Bel had to be won over through human effort: traditionally, all household fires would be doused and then re-lit from the Beltane bonfire, which would have been used to relight people’s hearths in their own homes. In this way the community was connected to each other by the sacred fire which was central to all.
This was the Tein-eigen, the need fire.
People jumped the fire to purify, cleanse and to bring fertility, while couples jumped the fire together to pledge themselves to each other, and cattle and other animals were driven through the smoke as a protection from disease and to bring fertility.
These gatherings would be accompanied by a feast, and some of the food and drink would be offered to the aos sí, often referred to as spirits or fairies, who were especially active on this day.
Doors, windows, byres and livestock would be decorated with yellow May flowers, perhaps because they evoked fire while, in parts of Ireland, people would make a May Bush, typically a thorn bush or branch decorated with flowers, ribbons, bright shells and rushlights.
Holy wells were also visited, because Beltane dew was thought to bring beauty and maintain youthfulness.
These celebrations had largely died out by the mid-20th century, although some of its customs continued and in some places it has been revived as a cultural event.
In many cultures, there are different legends and lore surrounding the Beltane season.
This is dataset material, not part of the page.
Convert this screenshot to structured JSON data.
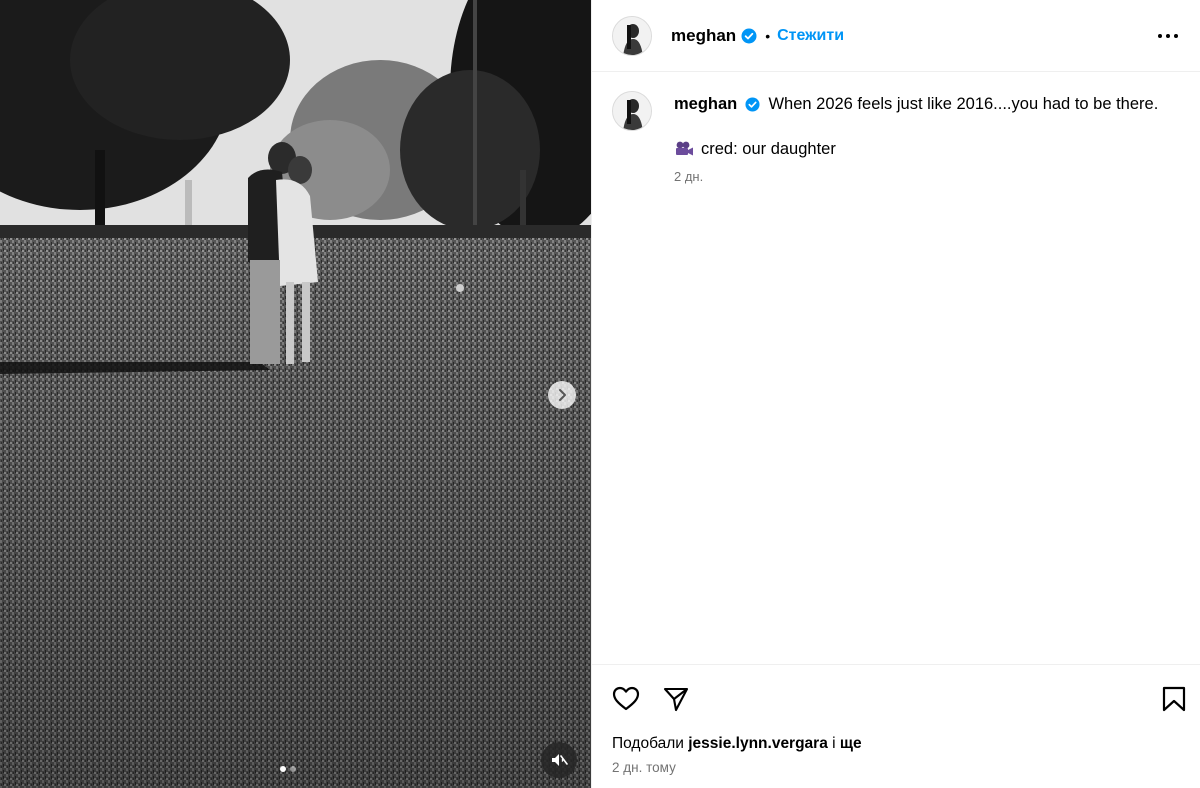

Let’s look at some of the magical stories about this spring celebration….
Some Irish dairy farmers hang a garland of green boughs over their door at Beltane. This will bring them great milk production from their cows during the coming summer. Also, driving your cattle between two Beltane bonfires helps protect your livestock from disease.
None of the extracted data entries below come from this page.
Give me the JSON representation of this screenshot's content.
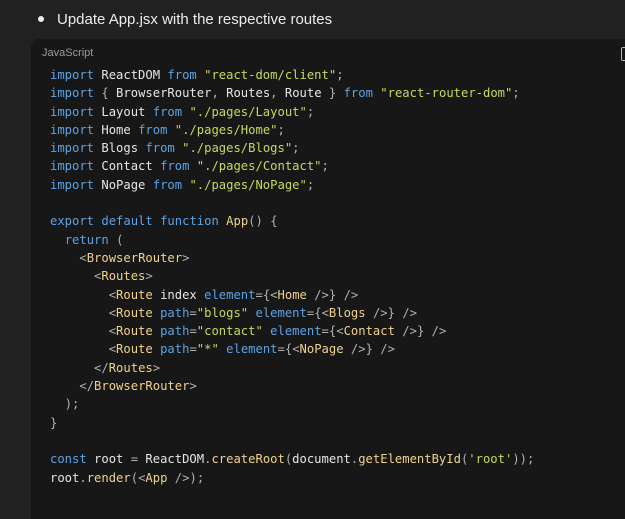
{
  "bullet": {
    "text": "Update App.jsx with the respective routes"
  },
  "code_block": {
    "language_label": "JavaScript",
    "copy_icon": "copy-icon",
    "lines": [
      "import ReactDOM from \"react-dom/client\";",
      "import { BrowserRouter, Routes, Route } from \"react-router-dom\";",
      "import Layout from \"./pages/Layout\";",
      "import Home from \"./pages/Home\";",
      "import Blogs from \"./pages/Blogs\";",
      "import Contact from \"./pages/Contact\";",
      "import NoPage from \"./pages/NoPage\";",
      "",
      "export default function App() {",
      "  return (",
      "    <BrowserRouter>",
      "      <Routes>",
      "        <Route index element={<Home />} />",
      "        <Route path=\"blogs\" element={<Blogs />} />",
      "        <Route path=\"contact\" element={<Contact />} />",
      "        <Route path=\"*\" element={<NoPage />} />",
      "      </Routes>",
      "    </BrowserRouter>",
      "  );",
      "}",
      "",
      "const root = ReactDOM.createRoot(document.getElementById('root'));",
      "root.render(<App />);"
    ]
  }
}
Eating a special oatcake called a bannock or a Beltane cake ensured Scottish farmers abundance of their crops for the year: the cakes were baked the night before, and roasted in embers on a stone.
A Beltane ritual usually involves lots of fertility symbols, including the obviously-phallic Maypole dance. The Maypole is a tall pole decorated with flowers and hanging ribbons, which are woven into intricate pattern by a group of dancers. Weaving in and out, the ribbons are eventually knotted together by the time the dancers reach the end.
However, the pious Puritans were outraged by the debauchery of Beltane celebrations, and they made Maypoles illegal in the mid 1600s. They also tried to put a halt to the “greenwood marriages” that frequently took place on May Eve. One pastor wrote that if “tenne maiden went to set (celebrate) May, nine of them came home gotten with childe.”
According to a legend in parts of Wales and England, women who are trying to conceive should go out on May Eve, the last night of April, and find a “birthing stone,” basically a large rock formation with a hole in the center. Walk through the hole, and you will conceive a child that night but, If there is nothing like this near you, find a small stone with a hole in the center, and drive a branch of oak or other wood through the hole. Place this charm under your bed to make you fertile.
In any case, babies conceived at Beltane are considered a gift from the gods, and they were sometimes referred to as “merry-begots” because the mothers were impregnated during Beltane’s merrymaking.